The US is to review how the state department has responded to alleged attacks on the health of 24 diplomats and family members in Havana, officials said yesterday.
The state department had come under renewed pressure to form an “accountability review board” as the mystery surrounding the brain trauma suffered by the envoys has only deepened.
Initially officials suggested the Americans had been targeted by some sort of acoustic weapon, although news reports now say the FBI has been unable to confirm this theory.
Nevertheless, summoned to appear before a senate panel to brief perplexed US lawmakers, state department officials insisted the evidence still points to some kind of attack.
“This was not something conducted by a fly-by-night operation,” senator Marco Rubio, a Cuban-American Republican, told the senate foreign relations committee.
“Whatever happened to these people happened as a result of some sophisticated technology that quite frankly is so sophisticated that we don’t understand it,” he said.
Both the state department officials and Rubio agreed that Cuba, with its powerful surveillance state, must have either been behind the attacks itself or at least know who was.

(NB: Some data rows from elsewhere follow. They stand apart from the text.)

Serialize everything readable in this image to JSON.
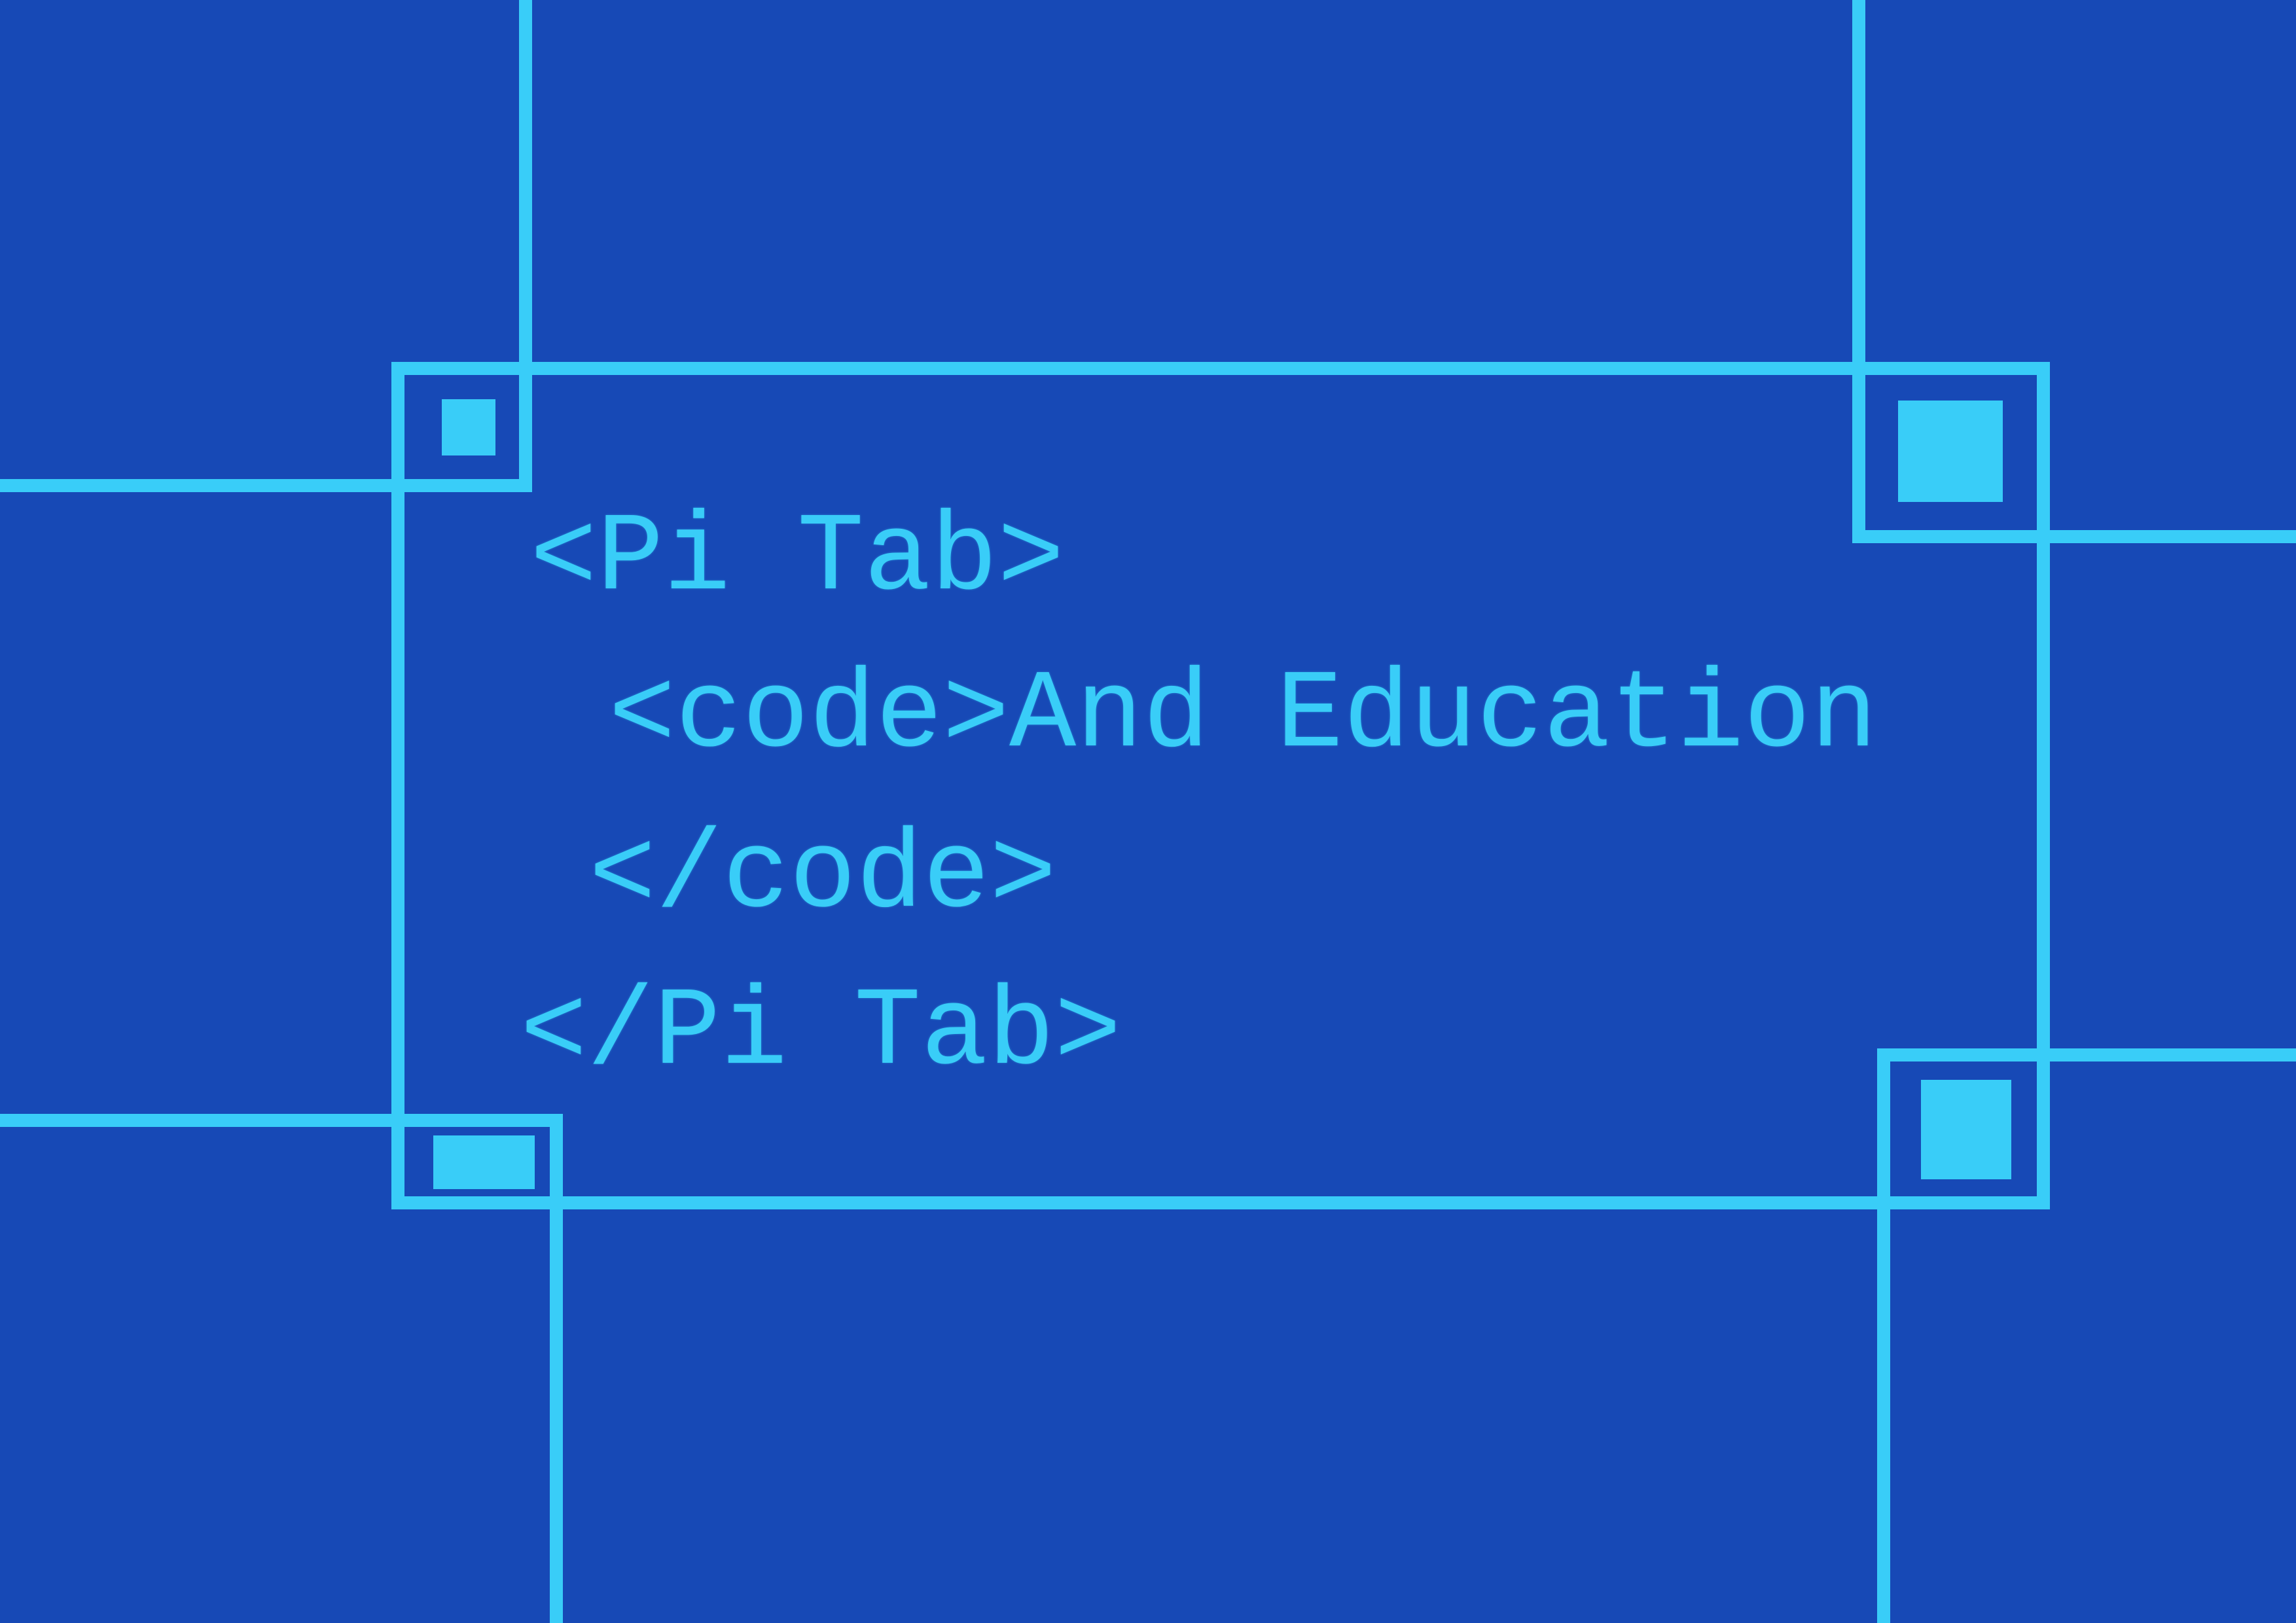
{
  "colors": {
    "background": "#1749b6",
    "accent": "#39cdf8"
  },
  "code_lines": {
    "line1": "<Pi Tab>",
    "line2": "<code>And Education",
    "line3": "</code>",
    "line4": "</Pi Tab>"
  }
}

“The Cuban government knows who it was, because they watch them every day,” Rubio told reporters.
“They just won’t say who it was because it was either rogue elements in the regime, or a third party country.”
Havana has fiercely denied this, accusing the Americans of withholding information about the victims of the incidents that would allow it to fully investigate.
Secretary of State Rex Tillerson’s state department has insisted that it will protect the medical privacy of its personnel and warned Cuba it will be held responsible.
Officials told Rubio’s panel that Tillerson decided last month to launch a review into how his department had responded to the mystery, and had planned to inform Congress in the coming days.
The first suspected attack was traced back to November 2016, and the last two took place in mid-August 2017, after Washington had protested to Havana and withdrawn some staff.
Charles Rosenfarb, a doctor and director of the state department bureau of medical services, told senators the symptoms were mixed but consistent with brain trauma.
The victims — at least 24 Americans, a mix of US embassy personnel and their dependants — suffered headaches, hearing loss, disorientation and some loss of cognitive ability.
Some recovered from the most acute symptoms, Rosenfarb said, but the severity, range and recovery time was mixed and it is not yet clear whether any have suffered permanent injury.
“They associated the onset of these symptoms with unusual sounds or auditory sensations,” Rosenfarb said.